Auch können die Menschen die Stadt durchaus verlassen und wieder dahin zurückkehren. Reiseanbieter werben sehr plakativ mit Buspassagen zu allen möglichen Zielen innerhalb der Ukraine. Der Erfindungsgeist und Lebenswille der Menschen in der Stadt scheint unerschöpflich und man versucht, am ganz normalen Leben festzuhalten. Es ist also nicht so, dass in Donezk derzeit die Welt untergeht. Selbst die Rebellen-Propganda, die noch Anfang dieses Jahres auf Hochtouren lief und im Minuten takt (meist gefakte) Meldungen von angeblichen Kriegsverbrechen der „Kiewer Junta“ und weinenden Kindern auswarf, hat spürbar an Fahrt verloren, weil es vergleichsweise ruhig ist im Osten der Ukraine und so gut wie keine Opfer unter der Zivilbevölkerung mehr zu beklagen sind. Man müsste all diese Gräuel an der Zivilbevölkerung komplett erfinden, statt sie wie früher einfach nur aufzubauschen.

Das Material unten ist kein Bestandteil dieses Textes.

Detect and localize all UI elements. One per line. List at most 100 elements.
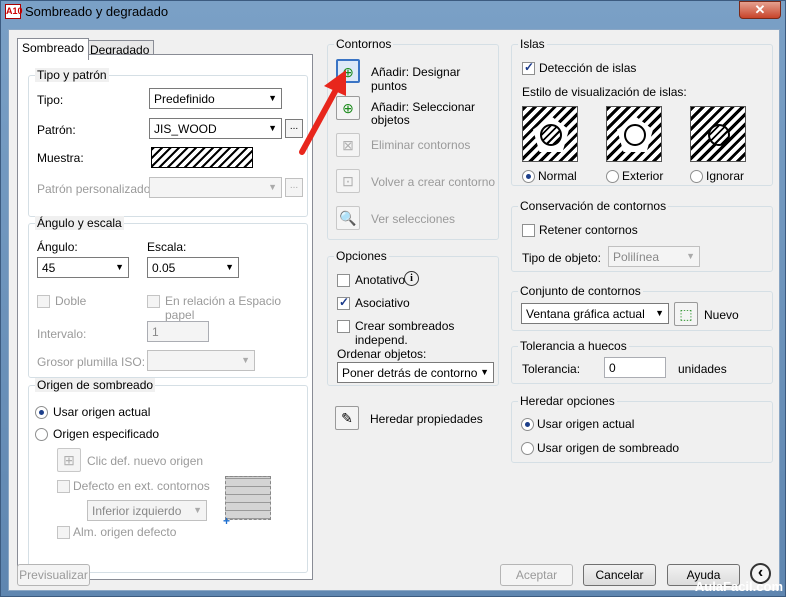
inferior-izquierdo-dropdown[interactable]: Inferior izquierdo xyxy=(87,500,207,521)
alm-origen-label: Alm. origen defecto xyxy=(73,525,177,539)
island-ignorar-preview[interactable] xyxy=(690,106,746,162)
heredar-usar-origen-actual-label: Usar origen actual xyxy=(537,417,635,431)
view-selections-label[interactable]: Ver selecciones xyxy=(371,212,455,226)
group-label: Heredar opciones xyxy=(518,394,617,408)
new-boundary-set-icon[interactable]: ⬚ xyxy=(674,302,698,326)
muestra-label: Muestra: xyxy=(37,151,84,165)
defecto-ext-checkbox[interactable] xyxy=(57,480,70,493)
crear-independientes-checkbox[interactable] xyxy=(337,320,350,333)
retener-contornos-checkbox[interactable] xyxy=(522,224,535,237)
relacion-papel-checkbox[interactable] xyxy=(147,295,160,308)
group-label: Tolerancia a huecos xyxy=(518,339,629,353)
island-exterior-preview[interactable] xyxy=(606,106,662,162)
clic-def-label: Clic def. nuevo origen xyxy=(87,454,204,468)
add-pick-points-label[interactable]: Añadir: Designar puntos xyxy=(371,65,498,93)
grosor-plumilla-label: Grosor plumilla ISO: xyxy=(37,355,146,369)
patron-personalizado-label: Patrón personalizado: xyxy=(37,182,154,196)
angulo-label: Ángulo: xyxy=(37,240,78,254)
group-label: Contornos xyxy=(334,37,394,51)
origin-marker-icon: + xyxy=(223,514,231,528)
group-label: Opciones xyxy=(334,249,389,263)
tolerancia-input[interactable]: 0 xyxy=(604,357,666,378)
origen-especificado-radio[interactable] xyxy=(35,428,48,441)
doble-label: Doble xyxy=(55,294,87,308)
tab-panel-sombreado: Tipo y patrón Tipo: Predefinido Patrón: … xyxy=(17,54,313,580)
group-label: Tipo y patrón xyxy=(35,68,109,82)
relacion-papel-label: En relación a Espacio papel xyxy=(165,294,282,322)
island-ignorar-radio[interactable] xyxy=(690,170,703,183)
ordenar-objetos-label: Ordenar objetos: xyxy=(337,347,427,361)
ordenar-objetos-dropdown[interactable]: Poner detrás de contorno xyxy=(337,362,494,383)
escala-label: Escala: xyxy=(147,240,187,254)
inherit-properties-label[interactable]: Heredar propiedades xyxy=(370,412,483,426)
dialog-body: Sombreado Degradado Tipo y patrón Tipo: … xyxy=(8,29,780,591)
island-normal-preview[interactable] xyxy=(522,106,578,162)
group-label: Origen de sombreado xyxy=(35,378,156,392)
asociativo-checkbox[interactable] xyxy=(337,295,350,310)
anotativo-label: Anotativo xyxy=(355,273,406,287)
pattern-swatch[interactable] xyxy=(151,147,253,168)
escala-dropdown[interactable]: 0.05 xyxy=(147,257,239,278)
patron-label: Patrón: xyxy=(37,123,76,137)
nuevo-label: Nuevo xyxy=(704,308,739,322)
tipo-dropdown[interactable]: Predefinido xyxy=(149,88,282,109)
view-selections-icon[interactable]: 🔍 xyxy=(336,206,360,230)
cancelar-button[interactable]: Cancelar xyxy=(583,564,656,586)
usar-origen-actual-radio[interactable] xyxy=(35,406,48,419)
island-ignorar-label: Ignorar xyxy=(706,169,745,183)
group-conjunto: Conjunto de contornos Ventana gráfica ac… xyxy=(511,284,773,331)
info-icon[interactable]: i xyxy=(404,271,419,286)
retener-contornos-label: Retener contornos xyxy=(539,223,638,237)
recreate-boundary-label[interactable]: Volver a crear contorno xyxy=(371,175,495,189)
island-normal-label: Normal xyxy=(538,169,577,183)
inherit-properties-icon[interactable]: ✎ xyxy=(335,406,359,430)
origin-preview-image xyxy=(225,476,271,520)
group-label: Conjunto de contornos xyxy=(518,284,643,298)
tipo-objeto-dropdown[interactable]: Polilínea xyxy=(608,246,700,267)
origen-especificado-label: Origen especificado xyxy=(53,427,160,441)
doble-checkbox[interactable] xyxy=(37,295,50,308)
tipo-objeto-label: Tipo de objeto: xyxy=(522,251,601,265)
defecto-ext-label: Defecto en ext. contornos xyxy=(73,479,210,493)
tolerancia-label: Tolerancia: xyxy=(522,362,581,376)
group-islas: Islas Detección de islas Estilo de visua… xyxy=(511,37,773,186)
group-label: Conservación de contornos xyxy=(518,199,669,213)
island-normal-radio[interactable] xyxy=(522,170,535,183)
patron-personalizado-browse-button[interactable]: ... xyxy=(285,178,303,197)
asociativo-label: Asociativo xyxy=(355,296,410,310)
angulo-dropdown[interactable]: 45 xyxy=(37,257,129,278)
heredar-usar-origen-actual-radio[interactable] xyxy=(521,418,534,431)
dialog-window: A10 Sombreado y degradado ✕ Sombreado De… xyxy=(0,0,786,597)
deteccion-islas-checkbox[interactable] xyxy=(522,60,535,75)
close-button[interactable]: ✕ xyxy=(739,1,781,19)
remove-boundaries-label[interactable]: Eliminar contornos xyxy=(371,138,470,152)
intervalo-input[interactable]: 1 xyxy=(147,321,209,342)
deteccion-islas-label: Detección de islas xyxy=(539,61,637,75)
grosor-plumilla-dropdown[interactable] xyxy=(147,350,255,371)
tab-sombreado[interactable]: Sombreado xyxy=(17,38,90,60)
add-select-objects-label[interactable]: Añadir: Seleccionar objetos xyxy=(371,101,481,127)
group-angulo-escala: Ángulo y escala Ángulo: 45 Escala: 0.05 … xyxy=(28,216,308,378)
tipo-label: Tipo: xyxy=(37,93,64,107)
red-arrow-annotation xyxy=(299,70,346,155)
estilo-islas-label: Estilo de visualización de islas: xyxy=(522,85,687,99)
island-exterior-radio[interactable] xyxy=(606,170,619,183)
watermark: AulaFacil.com xyxy=(694,579,783,594)
group-tolerancia: Tolerancia a huecos Tolerancia: 0 unidad… xyxy=(511,339,773,384)
pick-origin-icon[interactable]: ⊞ xyxy=(57,448,81,472)
unidades-label: unidades xyxy=(678,362,727,376)
window-title: Sombreado y degradado xyxy=(25,4,169,19)
previsualizar-button[interactable]: Previsualizar xyxy=(17,564,90,586)
island-exterior-label: Exterior xyxy=(622,169,664,183)
group-label: Ángulo y escala xyxy=(35,216,124,230)
group-label: Islas xyxy=(518,37,547,51)
patron-personalizado-dropdown[interactable] xyxy=(149,177,282,198)
heredar-usar-origen-sombreado-label: Usar origen de sombreado xyxy=(537,441,680,455)
conjunto-dropdown[interactable]: Ventana gráfica actual xyxy=(521,303,669,324)
alm-origen-checkbox[interactable] xyxy=(57,526,70,539)
patron-dropdown[interactable]: JIS_WOOD xyxy=(149,118,282,139)
anotativo-checkbox[interactable] xyxy=(337,274,350,287)
recreate-boundary-icon[interactable]: ⊡ xyxy=(336,169,360,193)
heredar-usar-origen-sombreado-radio[interactable] xyxy=(521,442,534,455)
aceptar-button[interactable]: Aceptar xyxy=(500,564,573,586)
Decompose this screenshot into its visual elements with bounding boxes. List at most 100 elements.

Keine Verfolgung russischer Muttersprachler in der Ukraine
Doch da ist noch etwas, das einen ins Nachdenken geraten lässt. Sowohl Sergej als auch Jelena Nikonchuk verfügen über Profile in einem sozialen Netzwerk. Dort eröffnet sich ein sorgloses Familienidyll in Fotos. Offenbar machte die Familie im extrem umkämpften Donezker Sommer 2014 noch mit Freunden Urlaub am Meer. Vermutlich auf der im März 2014 von Russland völkerrechtswidrig annektierten Halbinsel Krim, auf der sie schon früher Urlaub machten. Fluchtgedanken scheinen die Nikonchuks offenbar erst entwickelt zu haben, nachdem Kiew der Stadt und ihren Bewohnern nach der Ausrufung der Volksrepbulik Donezk durch prorussische Rebellen Ende November 2014 den Geldhahn abdrehte. Seither bleiben Banken und Geldautomaten geschlossen. Immer wieder haben Jelena und Sergej Nikonchuk zudem ihre Zustimmung zu Beiträgen abgegeben, die die Regierung in Kiew für den Krieg im Donbass verantwortlich machen. Diese – so glaubt offenbar auch Jelena Nikonchuk – habe der russischen Sprache den Krieg erklärt, statt der Korruption oder der Kriminalität. Dabei war die russische Sprache in der Ukraine zu keinem Zeitpunkt bedroht – weder durch die zeitlich von vorn herein begrenzte Übergangsregierung noch durch die im Herbst 2014 demokratisch gewählte neue Regierung Poroschenko.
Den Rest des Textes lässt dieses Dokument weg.